Major Stephen Banfield
New Jersey State Commander
The Salvation Army
Gary Road
Union
Earthquake victims need immediate help
To the editor:
Today, we face "the most difficult humanitarian crisis ever," in the words of a senior United Nations official. It is taking place in Pakistan and India now. Yet the international community and the U.S. have failed to provide sufficient relief dollars for an earthquake that displaced three times as many as the Indian Ocean tsunami.
And where has the leading media, like your organization, been in the face of this indifference? All too silent. With the Himalayan winter less than three weeks away, and rugged terrain a major obstacle for aid workers, each hour is costing lives.
Already the quake has left 86,000 dead and 74,000 injured, and the 3 million survivors, many children or elderly, are in desperate need of shelter, food and medical assistance.
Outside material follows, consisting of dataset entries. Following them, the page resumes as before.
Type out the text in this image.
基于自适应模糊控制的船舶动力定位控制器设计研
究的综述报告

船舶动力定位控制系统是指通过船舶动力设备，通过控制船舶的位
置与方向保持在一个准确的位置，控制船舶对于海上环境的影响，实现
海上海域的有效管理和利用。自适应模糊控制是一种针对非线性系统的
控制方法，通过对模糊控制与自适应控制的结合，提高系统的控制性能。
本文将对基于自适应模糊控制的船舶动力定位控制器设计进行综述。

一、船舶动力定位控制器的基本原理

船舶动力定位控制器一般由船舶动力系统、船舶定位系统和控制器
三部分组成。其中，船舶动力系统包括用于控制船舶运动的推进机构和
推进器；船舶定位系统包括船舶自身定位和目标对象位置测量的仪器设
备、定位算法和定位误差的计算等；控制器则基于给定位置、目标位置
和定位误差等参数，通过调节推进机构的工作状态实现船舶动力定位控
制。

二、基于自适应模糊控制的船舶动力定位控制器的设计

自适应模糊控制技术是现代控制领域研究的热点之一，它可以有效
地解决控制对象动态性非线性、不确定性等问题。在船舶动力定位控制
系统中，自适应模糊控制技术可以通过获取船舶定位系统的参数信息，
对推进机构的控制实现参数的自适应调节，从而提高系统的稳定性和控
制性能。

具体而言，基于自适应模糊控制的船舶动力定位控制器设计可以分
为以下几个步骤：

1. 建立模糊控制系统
Yet we lack the resources to supply thousands of winterized tents and medical supplies, fund relief workers and send more helicopters to reach the stranded in remote locations.
To prevent further loss of life and suffering, this funding gap needs to be bridged ASAP. Unfortunately, worldwide donors have so far contributed $98.5 million and pledged an additional $38 million, or 25 percent of the $550 million that the United Nations will need for immediate relief.
Only the media has the power to help by making the scandalous lack of funding a headline story. Nothing else will encourage the relief donations needed to save thousands who will otherwise be abandoned in a brutal environment with little hope for survival.